Bob Solovay had objected to Thomas Forster's indication that there was 
difficulty about the proof that the set of hereditarily finite sets is 
infinite by saying that the proof in ZFC is trivial.
Forster replied and I held up his posting for clarification. Meanwhile 
messages flew back and forth between the two.

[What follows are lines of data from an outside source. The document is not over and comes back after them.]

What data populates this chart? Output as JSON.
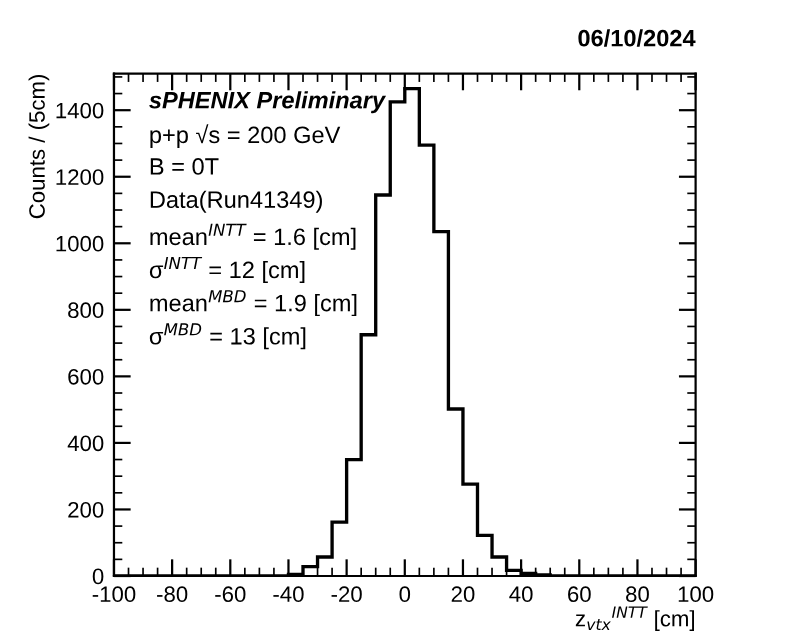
{
  "chart_data": {
    "type": "histogram",
    "title": "06/10/2024",
    "xlabel": "z$_{vtx}$$^{INTT}$ [cm]",
    "ylabel": "Counts / (5cm)",
    "annotations": [
      "sPHENIX Preliminary",
      "p+p √s = 200 GeV",
      "B = 0T",
      "Data(Run41349)",
      "mean$^{INTT}$ = 1.6 [cm]",
      "σ$^{INTT}$ = 12 [cm]",
      "mean$^{MBD}$ = 1.9 [cm]",
      "σ$^{MBD}$ = 13 [cm]"
    ],
    "bins": [
      -100,
      -95,
      -90,
      -85,
      -80,
      -75,
      -70,
      -65,
      -60,
      -55,
      -50,
      -45,
      -40,
      -35,
      -30,
      -25,
      -20,
      -15,
      -10,
      -5,
      0,
      5,
      10,
      15,
      20,
      25,
      30,
      35,
      40,
      45,
      50,
      55,
      60,
      65,
      70,
      75,
      80,
      85,
      90,
      95,
      100
    ],
    "values": [
      0,
      0,
      0,
      0,
      0,
      0,
      0,
      0,
      0,
      0,
      0,
      0,
      5,
      28,
      57,
      162,
      350,
      725,
      1145,
      1425,
      1465,
      1295,
      1035,
      502,
      276,
      122,
      57,
      17,
      8,
      3,
      0,
      0,
      0,
      0,
      0,
      0,
      0,
      0,
      0,
      0
    ],
    "color": "#000000",
    "xlim": [
      -100,
      100
    ],
    "ylim": [
      0,
      1510
    ],
    "xticks": [
      -100,
      -80,
      -60,
      -40,
      -20,
      0,
      20,
      40,
      60,
      80,
      100
    ],
    "yticks": [
      0,
      200,
      400,
      600,
      800,
      1000,
      1200,
      1400
    ],
    "grid": false,
    "legend": false
  }
}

So I take it upon myself to 
reproduce their contents below:

On Sat, 7 Sep 2002, Thomas Forster wrote:

 > It does indeed have a trivial proof.  But - at least in the
 > proof system i have in mind, it's not normal.
 >

On the same date, Bob Solovay then asked

 >Can you explicate the word "normal"?

Thomas Forster replied

 >My understanding is that if you set up a weak set theory
 >which is nevertheless strong enough to prove that there are
 >infinitely many hereditarily finite sets as a natural deduction system, then
 >the obvious proof turns out to have a maximal formula.
 >   My point is simply the general one that any proof in
 >a consistent set theory that involves sanitizing a paradox
 >is likely to be pathological.  Cantor's theorem for example.
 >But that proof involves ordered pairs and so has philosophically
 >irrelevant complications.  The theorem about hereditarily finite sets 
doesn't.


                           Martin Davis
                    Visiting Scholar UC Berkeley
                      Professor Emeritus, NYU
                          martin at eipye.com
                          (Add 1 and get 0)
                        http://www.eipye.com